Et pourtant rien ne se passe
L’effet de ce déphasage entre la réalité de notre quotidien et notre découpage administratif a un impact désastreux sur son développement. Tout le monde est d’accord sur le constat : emploi, pauvreté, mobilité, pollution, qualité de vie, santé, fiscalité, éducation, compétitivité économique… Et pourtant rien ne se passe… À croire presque que la vision de notre territoire ressemble à une gigantesque partie de ‘1, 2, 3 soleil’ avec pour seul horizon : le 1er qui bouge a perdu. Comment expliquer cet immobilisme ? Peut-être qu’il est finalement plus difficile qu’il n’y paraît de prendre des décisions, de préférence les bonnes. Et Désormais peu de gens semblent vouloir s’y risquer.
Une crise de vocations
Il y a toutefois bien une catégorie de décideurs qui sait ce que c’est que de prendre un engagement, ce sont nos maires et plus généralement tous nos élus locaux. Une ‘race’ malheureusement en voie d’extinction. Pensez-donc : l’État qui ne leur fait pas confiance a su pourtant les trouver lorsqu’il a fallu colmater les fuites du navire républicain tanguant sous les vagues de la contestation des gilets jaunes. On les a alors entendus, mais pas écoutés. Eux, qui restent à portée ‘d’engueulade’ alors que dans le même temps une bureaucratie déconnectée multiplie les contraintes et les réglementations hors-sol. Pas étonnant dans ces conditions que l’on assiste à une véritable crise des vocations.

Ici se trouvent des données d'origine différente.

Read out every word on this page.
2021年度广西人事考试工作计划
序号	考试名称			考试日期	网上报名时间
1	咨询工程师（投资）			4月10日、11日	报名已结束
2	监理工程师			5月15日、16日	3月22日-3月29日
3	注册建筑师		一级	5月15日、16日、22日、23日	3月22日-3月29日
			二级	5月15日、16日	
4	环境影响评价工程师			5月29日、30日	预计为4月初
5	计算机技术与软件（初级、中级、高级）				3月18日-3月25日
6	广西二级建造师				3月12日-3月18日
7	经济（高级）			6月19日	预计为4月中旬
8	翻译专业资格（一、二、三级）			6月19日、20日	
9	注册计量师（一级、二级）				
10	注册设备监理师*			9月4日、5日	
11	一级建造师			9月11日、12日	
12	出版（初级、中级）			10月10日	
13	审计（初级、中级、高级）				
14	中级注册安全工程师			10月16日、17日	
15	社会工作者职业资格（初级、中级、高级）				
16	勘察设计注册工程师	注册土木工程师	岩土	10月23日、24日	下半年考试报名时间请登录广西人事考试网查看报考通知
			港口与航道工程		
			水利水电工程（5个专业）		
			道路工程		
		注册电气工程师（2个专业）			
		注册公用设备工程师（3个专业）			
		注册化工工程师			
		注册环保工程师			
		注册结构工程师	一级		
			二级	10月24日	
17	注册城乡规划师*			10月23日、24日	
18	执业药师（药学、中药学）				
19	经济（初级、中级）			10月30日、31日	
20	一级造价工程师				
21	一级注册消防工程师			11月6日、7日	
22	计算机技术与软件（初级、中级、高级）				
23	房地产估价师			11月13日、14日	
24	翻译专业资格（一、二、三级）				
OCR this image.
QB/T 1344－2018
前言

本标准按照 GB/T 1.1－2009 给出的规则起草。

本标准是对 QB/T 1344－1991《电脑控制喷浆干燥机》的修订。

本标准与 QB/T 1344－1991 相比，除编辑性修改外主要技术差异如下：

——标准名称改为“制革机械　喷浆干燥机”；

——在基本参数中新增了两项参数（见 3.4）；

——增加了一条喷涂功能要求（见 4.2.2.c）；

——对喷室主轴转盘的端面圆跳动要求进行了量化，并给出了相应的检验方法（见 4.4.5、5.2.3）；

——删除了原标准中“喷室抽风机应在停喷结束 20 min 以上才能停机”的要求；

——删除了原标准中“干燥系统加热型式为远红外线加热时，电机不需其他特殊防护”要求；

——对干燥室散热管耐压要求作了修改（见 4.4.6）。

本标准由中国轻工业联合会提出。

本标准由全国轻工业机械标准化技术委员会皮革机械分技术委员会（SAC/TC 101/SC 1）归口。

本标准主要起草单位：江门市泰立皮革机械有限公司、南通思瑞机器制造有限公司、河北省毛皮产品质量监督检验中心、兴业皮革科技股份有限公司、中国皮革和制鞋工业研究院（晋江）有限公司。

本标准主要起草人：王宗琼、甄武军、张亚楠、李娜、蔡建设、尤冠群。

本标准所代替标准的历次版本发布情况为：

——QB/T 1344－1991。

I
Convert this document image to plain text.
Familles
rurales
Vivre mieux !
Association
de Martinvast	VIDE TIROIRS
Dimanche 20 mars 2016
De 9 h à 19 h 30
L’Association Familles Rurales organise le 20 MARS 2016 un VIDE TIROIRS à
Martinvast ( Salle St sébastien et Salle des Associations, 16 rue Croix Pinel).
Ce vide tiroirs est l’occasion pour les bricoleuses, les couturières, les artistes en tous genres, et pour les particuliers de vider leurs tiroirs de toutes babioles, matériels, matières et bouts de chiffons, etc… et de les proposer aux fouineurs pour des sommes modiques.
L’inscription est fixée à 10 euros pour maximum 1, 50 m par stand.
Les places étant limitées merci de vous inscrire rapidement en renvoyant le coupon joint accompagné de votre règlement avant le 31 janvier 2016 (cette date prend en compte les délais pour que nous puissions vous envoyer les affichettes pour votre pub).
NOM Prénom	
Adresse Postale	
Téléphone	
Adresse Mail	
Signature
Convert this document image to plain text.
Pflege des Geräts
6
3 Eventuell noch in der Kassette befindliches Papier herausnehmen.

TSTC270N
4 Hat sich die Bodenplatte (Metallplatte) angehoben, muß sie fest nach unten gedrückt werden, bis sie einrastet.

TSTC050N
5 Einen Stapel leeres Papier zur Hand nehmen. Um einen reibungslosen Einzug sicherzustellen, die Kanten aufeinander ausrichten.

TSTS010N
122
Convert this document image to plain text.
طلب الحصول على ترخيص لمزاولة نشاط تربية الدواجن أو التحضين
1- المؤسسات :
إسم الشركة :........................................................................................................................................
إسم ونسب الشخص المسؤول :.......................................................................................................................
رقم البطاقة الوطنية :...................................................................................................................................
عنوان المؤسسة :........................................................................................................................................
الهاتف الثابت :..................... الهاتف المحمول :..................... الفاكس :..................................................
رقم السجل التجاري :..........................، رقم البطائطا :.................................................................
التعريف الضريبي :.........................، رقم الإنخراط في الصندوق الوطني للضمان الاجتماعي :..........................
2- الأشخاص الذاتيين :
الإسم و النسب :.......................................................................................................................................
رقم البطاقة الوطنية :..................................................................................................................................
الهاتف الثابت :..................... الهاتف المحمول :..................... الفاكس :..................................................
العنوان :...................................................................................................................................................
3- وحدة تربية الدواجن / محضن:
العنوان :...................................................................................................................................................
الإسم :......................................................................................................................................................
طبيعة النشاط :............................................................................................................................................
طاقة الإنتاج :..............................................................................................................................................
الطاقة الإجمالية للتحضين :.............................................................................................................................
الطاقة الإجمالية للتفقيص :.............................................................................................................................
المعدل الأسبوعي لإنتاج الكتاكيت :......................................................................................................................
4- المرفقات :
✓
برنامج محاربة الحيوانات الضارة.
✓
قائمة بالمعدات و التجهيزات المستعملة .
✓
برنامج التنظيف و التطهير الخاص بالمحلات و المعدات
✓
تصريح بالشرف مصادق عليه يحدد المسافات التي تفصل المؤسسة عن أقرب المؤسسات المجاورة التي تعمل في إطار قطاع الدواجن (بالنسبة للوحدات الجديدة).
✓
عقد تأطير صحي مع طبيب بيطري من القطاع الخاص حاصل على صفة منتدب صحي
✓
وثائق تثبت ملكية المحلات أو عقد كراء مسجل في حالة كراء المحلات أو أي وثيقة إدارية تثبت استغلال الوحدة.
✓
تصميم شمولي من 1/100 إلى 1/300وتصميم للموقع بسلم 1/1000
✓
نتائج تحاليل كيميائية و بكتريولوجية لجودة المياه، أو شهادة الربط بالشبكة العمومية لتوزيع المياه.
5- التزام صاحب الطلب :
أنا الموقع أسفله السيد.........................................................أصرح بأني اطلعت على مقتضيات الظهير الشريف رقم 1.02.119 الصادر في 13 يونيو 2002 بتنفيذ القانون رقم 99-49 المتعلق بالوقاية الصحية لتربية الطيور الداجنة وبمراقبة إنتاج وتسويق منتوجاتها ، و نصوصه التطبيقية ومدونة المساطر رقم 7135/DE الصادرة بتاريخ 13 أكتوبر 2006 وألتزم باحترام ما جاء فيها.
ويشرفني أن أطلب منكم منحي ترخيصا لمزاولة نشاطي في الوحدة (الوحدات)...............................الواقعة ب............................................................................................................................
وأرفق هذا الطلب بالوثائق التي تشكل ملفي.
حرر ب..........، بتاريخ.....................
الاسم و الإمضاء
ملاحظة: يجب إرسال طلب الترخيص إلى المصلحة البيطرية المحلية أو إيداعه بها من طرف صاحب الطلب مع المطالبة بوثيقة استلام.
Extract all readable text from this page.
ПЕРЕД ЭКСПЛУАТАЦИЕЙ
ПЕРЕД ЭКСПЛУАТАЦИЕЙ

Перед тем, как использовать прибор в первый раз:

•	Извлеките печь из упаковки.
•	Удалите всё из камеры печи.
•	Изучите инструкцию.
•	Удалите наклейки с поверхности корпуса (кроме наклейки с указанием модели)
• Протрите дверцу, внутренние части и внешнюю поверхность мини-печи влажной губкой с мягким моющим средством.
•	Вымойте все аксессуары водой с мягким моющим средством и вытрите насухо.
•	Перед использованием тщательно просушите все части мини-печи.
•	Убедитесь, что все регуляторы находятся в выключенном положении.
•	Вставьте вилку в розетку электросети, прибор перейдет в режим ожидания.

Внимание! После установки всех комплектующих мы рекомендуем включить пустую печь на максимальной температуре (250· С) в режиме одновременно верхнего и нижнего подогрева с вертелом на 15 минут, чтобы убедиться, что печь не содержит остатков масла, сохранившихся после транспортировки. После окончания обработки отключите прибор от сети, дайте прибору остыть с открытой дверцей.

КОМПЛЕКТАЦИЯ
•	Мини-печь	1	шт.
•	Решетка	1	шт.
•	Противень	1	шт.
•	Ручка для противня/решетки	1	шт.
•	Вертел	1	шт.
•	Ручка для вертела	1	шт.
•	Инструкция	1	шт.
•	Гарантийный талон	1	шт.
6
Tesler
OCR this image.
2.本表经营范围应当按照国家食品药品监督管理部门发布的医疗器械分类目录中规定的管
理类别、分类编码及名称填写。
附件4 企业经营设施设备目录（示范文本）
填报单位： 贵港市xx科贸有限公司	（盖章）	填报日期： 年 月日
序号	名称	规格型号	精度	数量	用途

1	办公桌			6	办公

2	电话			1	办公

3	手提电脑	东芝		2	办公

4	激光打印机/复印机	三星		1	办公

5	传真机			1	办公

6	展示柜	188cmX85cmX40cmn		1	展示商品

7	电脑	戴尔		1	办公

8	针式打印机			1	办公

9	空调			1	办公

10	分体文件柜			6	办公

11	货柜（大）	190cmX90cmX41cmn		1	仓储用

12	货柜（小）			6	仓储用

Plus d’un maire sur deux ne souhaite ainsi pas se représenter à la fin de son mandant en 2026. Du jamais vu depuis plus de 20 ans.
Il est urgent de redonner le pouvoir aux maires.
Dévouement vs Exaspération
“ Nous en sommes aujourd’hui à nous poser la question de savoir s’il faut jeter l’éponge ou si nous devons brûler des pneus devant une préfecture “ , nous avouaient désabusés tout récemment deux maires ruraux, l’un Vauclusien, l’autre Normand. Quelles que soient leur couleur politique, la taille de leur commune et même leur région d’exercice, force est de constater que l’implication et le dévouement ne suffisent plus à compenser leur exaspération. “ Ce n’est plus possible de mettre 10 ans pour réaliser un projet qui devrait en prendre 3 “, crient-ils en choeur.
Savoir-faire du quotidien
Devant tant de difficultés et d’obstacles on comprend mieux maintenant que, pour certains, la tentation est grande de ne rien faire. Pour les autres, ceux qui ne baissent pas encore les bras, frustration et colère sont encore tenues à distance. Pour combien de temps ? Le danger est grand, car si ces élus de proximité représentent l’un des derniers repères pour les citoyens, ils constituent surtout l’un des derniers remparts de notre société. Il devient de plus en plus urgent de redonner le pouvoir aux maires. Des maires que nous avons éloignés des pouvoirs centraux de décision en raison du non-cumul des mandats. Une fausse bonne idée qui nous a coupé de l’expérience de ceux qui ont les savoir-faire du quotidien. Il devient aujourd’hui vital, en Vaucluse comme partout ailleurs dans notre pays, que les maires (y compris ceux des grandes villes) retrouvent toute leur place au sein de notre parlement.